Lincoln, Abraham: Early Life

Early Life

Born on Feb. 12, 1809, in a log cabin in backwoods Hardin co., Ky. (now Larue co.), he grew up on newly broken pioneer farms of the frontier. His father, Thomas Lincoln, was a migratory carpenter and farmer, nearly always poverty-stricken. Little is known of his mother, Nancy Hanks, who died in 1818, not long after the family had settled in the wilds of what is now Spencer co., Ind. Thomas Lincoln soon afterward married Sarah Bush Johnston, a widow; she was a kind and affectionate stepmother to the boy. Abraham had almost no formal schooling—the scattered weeks of school attendance in Kentucky and Indiana amounted to less than a year; but he taught himself, reading and rereading a small stock of books. His first glimpse of the wider world came in a voyage downriver to New Orleans on a flatboat in 1828, but little is known of that journey. In 1830 the Lincolns moved once more, this time to Macon co., Ill.

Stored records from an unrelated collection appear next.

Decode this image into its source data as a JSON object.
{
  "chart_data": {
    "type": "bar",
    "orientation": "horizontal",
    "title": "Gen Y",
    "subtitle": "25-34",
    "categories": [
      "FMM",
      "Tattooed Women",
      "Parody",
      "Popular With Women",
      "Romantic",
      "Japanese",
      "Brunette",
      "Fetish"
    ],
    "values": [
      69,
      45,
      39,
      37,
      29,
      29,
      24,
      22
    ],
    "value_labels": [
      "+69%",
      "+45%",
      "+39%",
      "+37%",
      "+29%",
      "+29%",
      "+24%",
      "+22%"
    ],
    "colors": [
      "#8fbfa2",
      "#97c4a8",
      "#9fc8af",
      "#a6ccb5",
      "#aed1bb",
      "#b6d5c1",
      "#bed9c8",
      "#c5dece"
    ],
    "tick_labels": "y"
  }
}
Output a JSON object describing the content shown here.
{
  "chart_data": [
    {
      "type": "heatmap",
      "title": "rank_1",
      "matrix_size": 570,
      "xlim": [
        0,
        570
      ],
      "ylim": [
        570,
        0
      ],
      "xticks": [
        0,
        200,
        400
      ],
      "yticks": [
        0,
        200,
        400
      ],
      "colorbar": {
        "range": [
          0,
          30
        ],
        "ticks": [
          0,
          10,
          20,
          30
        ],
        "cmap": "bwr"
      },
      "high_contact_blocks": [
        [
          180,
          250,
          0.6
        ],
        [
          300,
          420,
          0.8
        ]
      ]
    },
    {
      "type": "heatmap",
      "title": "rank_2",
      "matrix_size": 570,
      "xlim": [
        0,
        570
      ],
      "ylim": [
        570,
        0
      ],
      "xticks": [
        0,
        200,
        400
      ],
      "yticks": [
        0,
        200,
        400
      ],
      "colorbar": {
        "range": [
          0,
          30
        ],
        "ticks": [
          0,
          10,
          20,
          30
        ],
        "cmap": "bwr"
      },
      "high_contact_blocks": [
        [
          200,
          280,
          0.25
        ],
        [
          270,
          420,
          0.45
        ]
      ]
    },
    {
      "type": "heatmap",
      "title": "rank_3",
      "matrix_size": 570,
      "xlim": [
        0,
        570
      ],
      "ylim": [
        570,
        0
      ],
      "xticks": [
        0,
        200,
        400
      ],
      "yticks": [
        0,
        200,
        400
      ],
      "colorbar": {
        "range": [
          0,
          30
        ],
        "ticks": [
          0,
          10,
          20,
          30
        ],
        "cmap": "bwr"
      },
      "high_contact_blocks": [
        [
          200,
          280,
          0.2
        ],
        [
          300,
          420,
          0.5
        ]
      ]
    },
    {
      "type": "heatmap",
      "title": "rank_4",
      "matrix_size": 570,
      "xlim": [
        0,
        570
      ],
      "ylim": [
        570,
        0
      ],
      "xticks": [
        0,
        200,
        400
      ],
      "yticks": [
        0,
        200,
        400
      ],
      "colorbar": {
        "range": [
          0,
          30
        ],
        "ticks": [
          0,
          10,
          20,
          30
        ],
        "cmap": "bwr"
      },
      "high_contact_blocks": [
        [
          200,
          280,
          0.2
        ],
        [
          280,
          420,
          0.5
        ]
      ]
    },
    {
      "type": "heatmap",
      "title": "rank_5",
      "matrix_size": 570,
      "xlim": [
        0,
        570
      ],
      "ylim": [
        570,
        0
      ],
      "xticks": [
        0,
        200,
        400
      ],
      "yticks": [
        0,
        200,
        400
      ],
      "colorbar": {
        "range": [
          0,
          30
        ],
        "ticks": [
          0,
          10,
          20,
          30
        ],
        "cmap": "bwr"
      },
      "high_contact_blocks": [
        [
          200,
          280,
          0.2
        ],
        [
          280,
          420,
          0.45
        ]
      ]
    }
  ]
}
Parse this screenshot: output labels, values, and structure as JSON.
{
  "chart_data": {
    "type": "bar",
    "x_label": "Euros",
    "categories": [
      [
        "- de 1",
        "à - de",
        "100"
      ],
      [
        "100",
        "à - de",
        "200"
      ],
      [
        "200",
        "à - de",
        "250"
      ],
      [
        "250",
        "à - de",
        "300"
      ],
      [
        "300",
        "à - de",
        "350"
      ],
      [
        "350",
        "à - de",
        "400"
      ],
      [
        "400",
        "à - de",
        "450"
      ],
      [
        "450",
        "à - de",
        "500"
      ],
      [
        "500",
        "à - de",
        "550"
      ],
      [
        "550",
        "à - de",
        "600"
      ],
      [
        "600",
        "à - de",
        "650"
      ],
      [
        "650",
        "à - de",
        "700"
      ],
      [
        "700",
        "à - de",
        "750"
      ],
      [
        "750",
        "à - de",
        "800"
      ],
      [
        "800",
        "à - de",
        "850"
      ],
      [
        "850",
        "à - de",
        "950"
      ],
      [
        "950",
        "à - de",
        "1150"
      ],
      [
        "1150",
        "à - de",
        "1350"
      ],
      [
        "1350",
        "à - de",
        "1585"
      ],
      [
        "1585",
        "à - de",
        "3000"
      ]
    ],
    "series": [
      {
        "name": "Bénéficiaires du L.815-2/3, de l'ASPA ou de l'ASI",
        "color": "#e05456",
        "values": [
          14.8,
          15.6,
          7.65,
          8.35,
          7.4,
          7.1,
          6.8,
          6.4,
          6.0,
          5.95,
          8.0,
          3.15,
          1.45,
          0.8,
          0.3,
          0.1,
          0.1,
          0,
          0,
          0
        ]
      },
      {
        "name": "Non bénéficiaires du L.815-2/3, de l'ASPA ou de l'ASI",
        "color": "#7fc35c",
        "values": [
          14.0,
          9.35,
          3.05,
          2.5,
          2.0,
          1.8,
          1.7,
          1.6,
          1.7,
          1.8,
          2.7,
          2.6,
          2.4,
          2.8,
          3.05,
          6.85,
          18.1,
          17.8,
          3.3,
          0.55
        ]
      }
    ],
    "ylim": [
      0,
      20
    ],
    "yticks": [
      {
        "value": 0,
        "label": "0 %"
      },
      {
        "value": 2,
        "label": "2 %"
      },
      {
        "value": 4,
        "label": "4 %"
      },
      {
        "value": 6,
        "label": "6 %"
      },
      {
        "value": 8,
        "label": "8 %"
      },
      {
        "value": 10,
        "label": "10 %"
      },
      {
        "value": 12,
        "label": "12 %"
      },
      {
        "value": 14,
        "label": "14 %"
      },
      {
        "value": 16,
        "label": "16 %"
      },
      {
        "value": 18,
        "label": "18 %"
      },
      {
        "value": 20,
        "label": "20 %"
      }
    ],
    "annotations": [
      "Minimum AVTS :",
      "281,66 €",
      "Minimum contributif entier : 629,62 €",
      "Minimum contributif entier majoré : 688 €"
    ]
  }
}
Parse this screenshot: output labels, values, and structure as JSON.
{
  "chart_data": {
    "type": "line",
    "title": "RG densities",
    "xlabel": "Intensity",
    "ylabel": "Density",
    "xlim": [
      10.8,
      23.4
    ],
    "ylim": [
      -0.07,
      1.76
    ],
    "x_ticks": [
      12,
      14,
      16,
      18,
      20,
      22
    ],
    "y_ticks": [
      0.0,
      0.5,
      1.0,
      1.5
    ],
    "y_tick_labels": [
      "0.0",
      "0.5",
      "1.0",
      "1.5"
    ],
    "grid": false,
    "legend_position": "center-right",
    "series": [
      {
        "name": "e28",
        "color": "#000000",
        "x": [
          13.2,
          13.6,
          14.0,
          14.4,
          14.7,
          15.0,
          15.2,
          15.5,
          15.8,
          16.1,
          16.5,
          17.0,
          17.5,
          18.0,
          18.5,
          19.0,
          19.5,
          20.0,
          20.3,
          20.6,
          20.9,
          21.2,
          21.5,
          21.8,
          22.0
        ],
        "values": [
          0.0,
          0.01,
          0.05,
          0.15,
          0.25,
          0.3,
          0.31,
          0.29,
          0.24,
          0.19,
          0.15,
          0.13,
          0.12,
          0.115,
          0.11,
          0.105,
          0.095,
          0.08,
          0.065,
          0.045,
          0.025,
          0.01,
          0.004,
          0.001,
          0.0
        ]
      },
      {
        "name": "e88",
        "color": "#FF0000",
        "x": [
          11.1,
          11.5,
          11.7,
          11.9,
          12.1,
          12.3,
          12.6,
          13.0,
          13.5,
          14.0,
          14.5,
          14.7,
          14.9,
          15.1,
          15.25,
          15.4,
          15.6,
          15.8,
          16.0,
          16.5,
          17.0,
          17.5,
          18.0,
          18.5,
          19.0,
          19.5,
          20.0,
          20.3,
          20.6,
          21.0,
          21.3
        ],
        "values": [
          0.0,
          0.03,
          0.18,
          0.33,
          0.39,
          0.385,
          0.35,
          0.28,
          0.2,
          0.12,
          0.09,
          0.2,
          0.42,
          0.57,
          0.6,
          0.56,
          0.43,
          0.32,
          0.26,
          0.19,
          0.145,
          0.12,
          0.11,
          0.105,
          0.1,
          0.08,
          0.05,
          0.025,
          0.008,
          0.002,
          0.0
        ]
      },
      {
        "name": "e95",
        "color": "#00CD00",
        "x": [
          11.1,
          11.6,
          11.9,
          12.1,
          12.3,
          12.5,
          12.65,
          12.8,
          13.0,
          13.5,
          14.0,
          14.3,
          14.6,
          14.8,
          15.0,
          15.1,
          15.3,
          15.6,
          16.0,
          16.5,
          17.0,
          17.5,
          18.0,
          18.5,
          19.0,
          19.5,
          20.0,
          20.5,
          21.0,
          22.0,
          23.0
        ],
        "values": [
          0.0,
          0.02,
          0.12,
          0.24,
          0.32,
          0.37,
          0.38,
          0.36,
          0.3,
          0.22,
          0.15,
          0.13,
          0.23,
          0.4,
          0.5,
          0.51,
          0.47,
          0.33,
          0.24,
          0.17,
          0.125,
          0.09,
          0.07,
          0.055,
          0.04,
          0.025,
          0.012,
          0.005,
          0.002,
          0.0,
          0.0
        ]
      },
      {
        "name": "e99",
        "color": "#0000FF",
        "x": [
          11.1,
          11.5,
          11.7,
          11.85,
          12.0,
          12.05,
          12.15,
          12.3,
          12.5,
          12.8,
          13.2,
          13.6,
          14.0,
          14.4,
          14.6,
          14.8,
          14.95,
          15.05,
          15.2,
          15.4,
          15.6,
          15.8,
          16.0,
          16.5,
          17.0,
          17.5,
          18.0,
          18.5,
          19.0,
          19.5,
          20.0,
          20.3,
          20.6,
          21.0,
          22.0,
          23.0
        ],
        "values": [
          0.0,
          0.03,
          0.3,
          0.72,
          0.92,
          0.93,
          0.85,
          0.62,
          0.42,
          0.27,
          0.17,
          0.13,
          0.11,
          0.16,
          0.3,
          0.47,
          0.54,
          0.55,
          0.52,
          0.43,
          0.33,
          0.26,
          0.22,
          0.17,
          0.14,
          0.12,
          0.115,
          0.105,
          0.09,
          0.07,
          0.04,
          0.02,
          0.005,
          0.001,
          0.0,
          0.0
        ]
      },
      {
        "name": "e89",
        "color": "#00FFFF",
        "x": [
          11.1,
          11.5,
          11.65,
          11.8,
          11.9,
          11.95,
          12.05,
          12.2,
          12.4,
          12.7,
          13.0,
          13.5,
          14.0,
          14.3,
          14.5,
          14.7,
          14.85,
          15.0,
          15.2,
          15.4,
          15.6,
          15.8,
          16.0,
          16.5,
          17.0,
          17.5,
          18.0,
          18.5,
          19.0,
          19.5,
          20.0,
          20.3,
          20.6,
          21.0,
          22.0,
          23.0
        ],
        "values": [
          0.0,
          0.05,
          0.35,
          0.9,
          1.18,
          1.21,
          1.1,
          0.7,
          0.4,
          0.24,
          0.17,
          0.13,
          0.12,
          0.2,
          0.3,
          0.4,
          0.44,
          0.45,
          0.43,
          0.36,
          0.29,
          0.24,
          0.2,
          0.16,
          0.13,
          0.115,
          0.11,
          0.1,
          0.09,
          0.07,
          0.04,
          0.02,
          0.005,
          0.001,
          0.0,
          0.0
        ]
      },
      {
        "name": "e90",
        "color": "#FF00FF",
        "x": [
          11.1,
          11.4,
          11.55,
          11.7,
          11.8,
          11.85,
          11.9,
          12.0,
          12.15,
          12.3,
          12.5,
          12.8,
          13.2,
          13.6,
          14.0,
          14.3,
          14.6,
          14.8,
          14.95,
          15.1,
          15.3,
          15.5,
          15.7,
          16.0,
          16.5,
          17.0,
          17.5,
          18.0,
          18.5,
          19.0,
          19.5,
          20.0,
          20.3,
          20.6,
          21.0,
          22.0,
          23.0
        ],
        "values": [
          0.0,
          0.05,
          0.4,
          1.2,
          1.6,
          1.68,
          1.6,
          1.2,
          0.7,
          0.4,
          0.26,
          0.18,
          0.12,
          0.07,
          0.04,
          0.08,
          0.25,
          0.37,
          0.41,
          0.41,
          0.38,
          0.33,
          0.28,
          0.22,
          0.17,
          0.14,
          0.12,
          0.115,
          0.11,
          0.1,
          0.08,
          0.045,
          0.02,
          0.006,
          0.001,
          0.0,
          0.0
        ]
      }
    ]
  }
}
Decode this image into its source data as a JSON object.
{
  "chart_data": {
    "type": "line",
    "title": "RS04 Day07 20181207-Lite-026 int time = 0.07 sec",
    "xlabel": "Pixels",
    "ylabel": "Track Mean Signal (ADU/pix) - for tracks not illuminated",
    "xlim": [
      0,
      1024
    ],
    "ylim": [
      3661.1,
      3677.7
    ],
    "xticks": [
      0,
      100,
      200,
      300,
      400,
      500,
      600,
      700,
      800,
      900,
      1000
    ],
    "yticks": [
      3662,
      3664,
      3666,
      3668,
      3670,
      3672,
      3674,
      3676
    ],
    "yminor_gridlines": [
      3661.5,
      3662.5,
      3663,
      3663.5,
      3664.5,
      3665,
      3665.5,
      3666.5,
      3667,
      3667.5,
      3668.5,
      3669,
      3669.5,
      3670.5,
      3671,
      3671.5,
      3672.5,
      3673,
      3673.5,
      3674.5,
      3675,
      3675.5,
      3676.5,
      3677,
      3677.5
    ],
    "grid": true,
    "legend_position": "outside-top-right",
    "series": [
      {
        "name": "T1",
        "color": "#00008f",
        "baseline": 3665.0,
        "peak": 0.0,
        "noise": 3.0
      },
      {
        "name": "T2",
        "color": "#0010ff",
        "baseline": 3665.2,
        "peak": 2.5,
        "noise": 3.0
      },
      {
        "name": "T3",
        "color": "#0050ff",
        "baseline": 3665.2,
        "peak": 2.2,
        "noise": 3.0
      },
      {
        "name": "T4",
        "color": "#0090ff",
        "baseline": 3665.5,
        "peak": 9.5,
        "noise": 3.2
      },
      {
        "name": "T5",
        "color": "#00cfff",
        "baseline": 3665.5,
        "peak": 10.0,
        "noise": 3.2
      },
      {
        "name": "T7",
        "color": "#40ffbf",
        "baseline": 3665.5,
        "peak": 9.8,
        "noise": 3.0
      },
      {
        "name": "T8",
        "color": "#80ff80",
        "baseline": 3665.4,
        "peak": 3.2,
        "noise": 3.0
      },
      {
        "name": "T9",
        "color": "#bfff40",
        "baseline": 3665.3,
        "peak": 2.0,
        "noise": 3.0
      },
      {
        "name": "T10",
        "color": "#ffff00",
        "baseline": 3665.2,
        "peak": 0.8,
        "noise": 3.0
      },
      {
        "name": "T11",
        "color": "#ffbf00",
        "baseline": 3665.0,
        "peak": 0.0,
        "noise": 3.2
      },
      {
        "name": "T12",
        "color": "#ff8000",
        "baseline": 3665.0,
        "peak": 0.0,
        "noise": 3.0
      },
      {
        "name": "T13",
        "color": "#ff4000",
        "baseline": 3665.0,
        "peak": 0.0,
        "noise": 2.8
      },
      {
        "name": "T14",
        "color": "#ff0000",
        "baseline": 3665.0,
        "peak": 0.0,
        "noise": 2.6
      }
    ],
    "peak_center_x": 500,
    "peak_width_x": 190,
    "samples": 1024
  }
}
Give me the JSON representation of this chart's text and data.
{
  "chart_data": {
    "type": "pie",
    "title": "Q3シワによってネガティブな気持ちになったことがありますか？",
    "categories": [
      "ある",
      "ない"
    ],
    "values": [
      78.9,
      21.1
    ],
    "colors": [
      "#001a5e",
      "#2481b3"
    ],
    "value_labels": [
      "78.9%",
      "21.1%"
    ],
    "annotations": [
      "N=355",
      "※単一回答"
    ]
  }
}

After another visit to New Orleans, the young Lincoln settled in 1831 in the village of New Salem, Ill., not far from Springfield. There he began by working in a store and managing a mill. By this time a tall (6 ft 4 in./190 cm), rawboned young man, he won much popularity among the inhabitants of the frontier town by his great strength and his flair for storytelling, but most of all by his strength of character. His sincerity and capability won respect that was strengthened by his ability to hold his own in the roughest society. He was chosen captain of a volunteer company gathered for the Black Hawk War (1832), but the company did not see battle.

Returning to New Salem, Lincoln was a partner in a grocery store that failed, leaving him with a heavy burden of debt. He became a surveyor for a time, was village postmaster, and did various odd jobs, including rail splitting. All the while he sought to improve his education and studied law. The story of a brief love affair with Ann Rutledge, which supposedly occurred at this time, is now discredited.